I notice a lot of contemporary writers—Lucius Shepard (in this Strange Horizons interview), Angelica Gorodischer (this interview at Fantastic Metropolis), Alberto Fuguet ((in an essay at Salon.com)—trying deliberately to extricate themselves from the entangling spines of the magic realist umbrella, even as more crossover titles with magic realist leanings (The Shadow of the Wind, Murakami) keep popping up in the bestseller lists. The term having been appropriated and standardized by the publishing industry, I think, deprives the style of some of its impact. Which shouldn’t really come as a surprise; it’s not like it hasn’t happened before, with everything from grunge to hip hop to the co-opting of Che Guevara iconography, etc. A year ago, the implication that nothing truly innovative or vibrant could be done anymore with magic realism would have and did piss me off to no end. Now, though, I have to admit I am coming around to the side of the scrappy heroes of the fringe. Not that I’m quite ready to abandon the term altogether. I still do get mildly annoyed when I see some new and bitter initiate of the ivory tower taking attention-begging potshots at magic realism as a whole rather than at any of the actual human beings who perpetrate it. But I do begin to think that Theodora Goss was doing me a favor when she lumped “The Utter Proximity of God” with the surrealists instead.

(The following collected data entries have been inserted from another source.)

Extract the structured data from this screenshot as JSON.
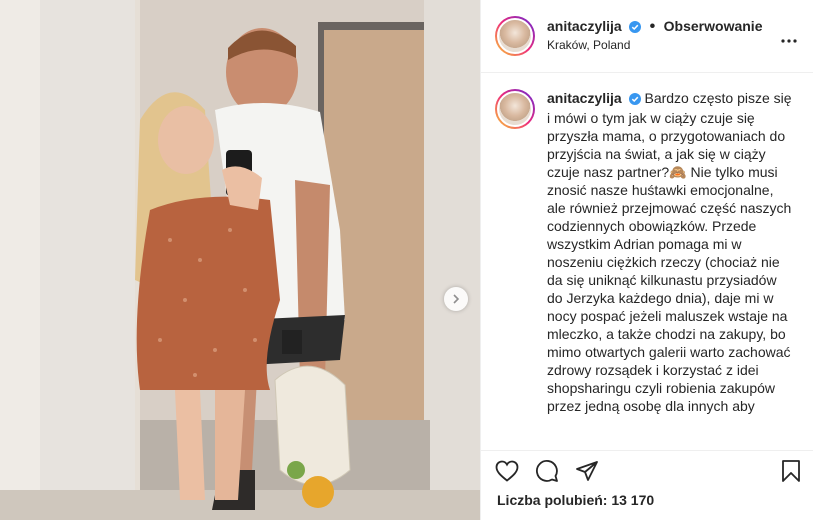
{
  "header": {
    "username": "anitaczylija",
    "separator": "•",
    "follow_label": "Obserwowanie",
    "location": "Kraków, Poland",
    "verified_icon": "verified-badge-icon",
    "more_icon": "more-options-icon"
  },
  "caption": {
    "username": "anitaczylija",
    "text": "Bardzo często pisze się i mówi o tym jak w ciąży czuje się przyszła mama, o przygotowaniach do przyjścia na świat, a jak się w ciąży czuje nasz partner?🙈 Nie tylko musi znosić nasze huśtawki emocjonalne, ale również przejmować część naszych codziennych obowiązków. Przede wszystkim Adrian pomaga mi w noszeniu ciężkich rzeczy (chociaż nie da się uniknąć kilkunastu przysiadów do Jerzyka każdego dnia), daje mi w nocy pospać jeżeli maluszek wstaje na mleczko, a także chodzi na zakupy, bo mimo otwartych galerii warto zachować zdrowy rozsądek i korzystać z idei shopsharingu czyli robienia zakupów przez jedną osobę dla innych aby"
  },
  "actions": {
    "like_icon": "heart-icon",
    "comment_icon": "comment-icon",
    "share_icon": "share-icon",
    "save_icon": "bookmark-icon"
  },
  "likes": {
    "text": "Liczba polubień: 13 170"
  },
  "photo": {
    "alt": "couple mirror selfie",
    "next_icon": "chevron-right-icon"
  },
  "colors": {
    "verified": "#3897f0",
    "border": "#efefef",
    "text": "#262626"
  }
}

Which doesn’t exactly bring me back around to Asturias, except in that his authorial mindset and storytelling style were developed entirely out of the influence of the twenty-first century publishing conglomerate climate, but rather squarely under that of European surrealists like Paul Valéry. And so perhaps I do ok for myself by choosing to obsess about him instead of García Marquez for awhile.